Vladimir Drinfeld (born February 14, 1954, Kharkov, Ukraine, U.S.S.R. [now Kharkiv, Ukraine]) is a Ukrainian-born mathematician who was awarded the Fields Medal in 1990 for his work in algebraic geometry and mathematical physics.
Drinfeld attended Moscow State University and the V.A. Steklov Institute of Mathematics, Moscow (Ph.D., 1988). He joined the Institute for Low Temperature Physics and Engineering in Kharkov in 1985. In 1999 he began teaching at the University of Chicago.
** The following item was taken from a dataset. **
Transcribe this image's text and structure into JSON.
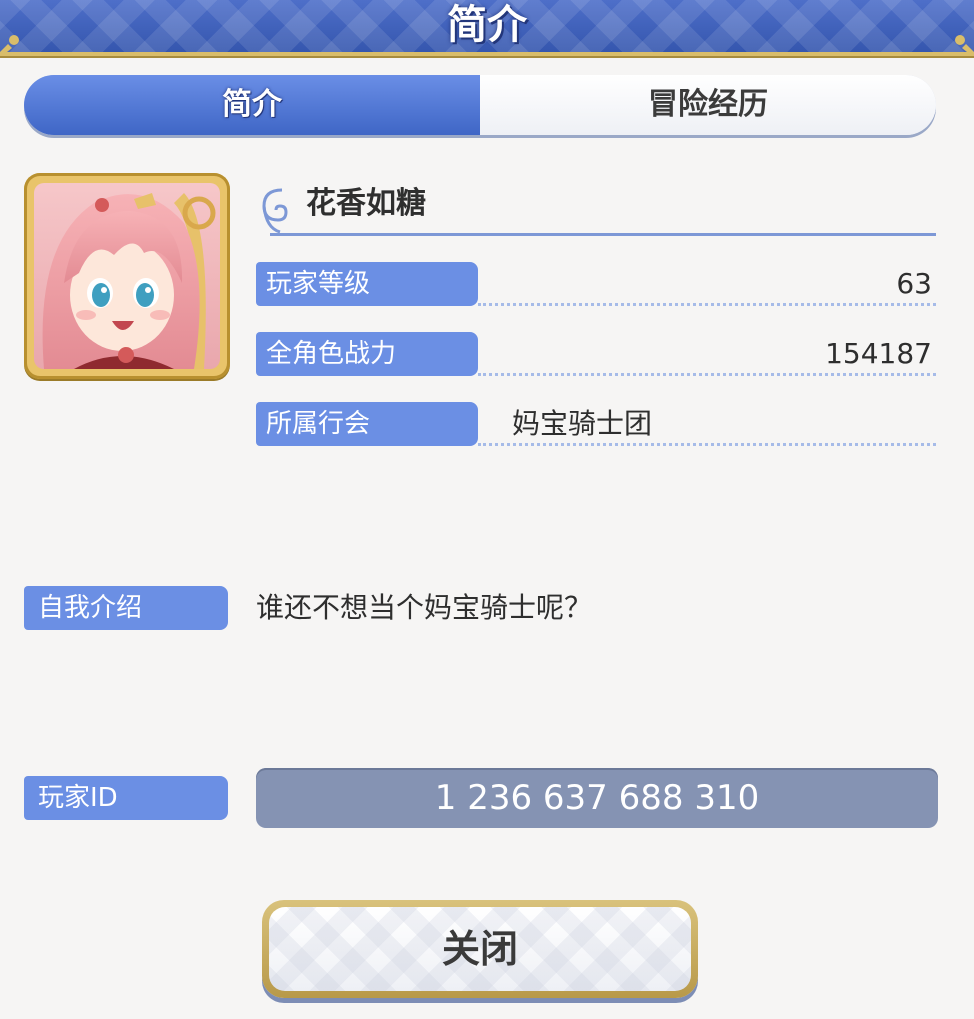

His principal contributions have been in the theory of automorphic forms, algebraic geometry, and number theory. His interest in the last two led to his working on the Langlands Program, where he solved Langlands’ conjecture for a special but important case concerning Galois groups. His work in this area extended earlier explorations by Alexandre Grothendieck, Pierre Deligne, and Robert P. Langlands. Drinfeld also conducted research in mathematical physics, developing a classification theorem for quantum groups (a subclass of Hopf algebras). He also introduced the ideas of the Poisson-Lie group and Poisson-Lie actions in his work on Yang-Baxter equations, work also related to the quantum groups.
In addition to the Fields Medal, Drinfeld received the Wolf Prize (2018). He was elected (2016) to the National Academy of Sciences.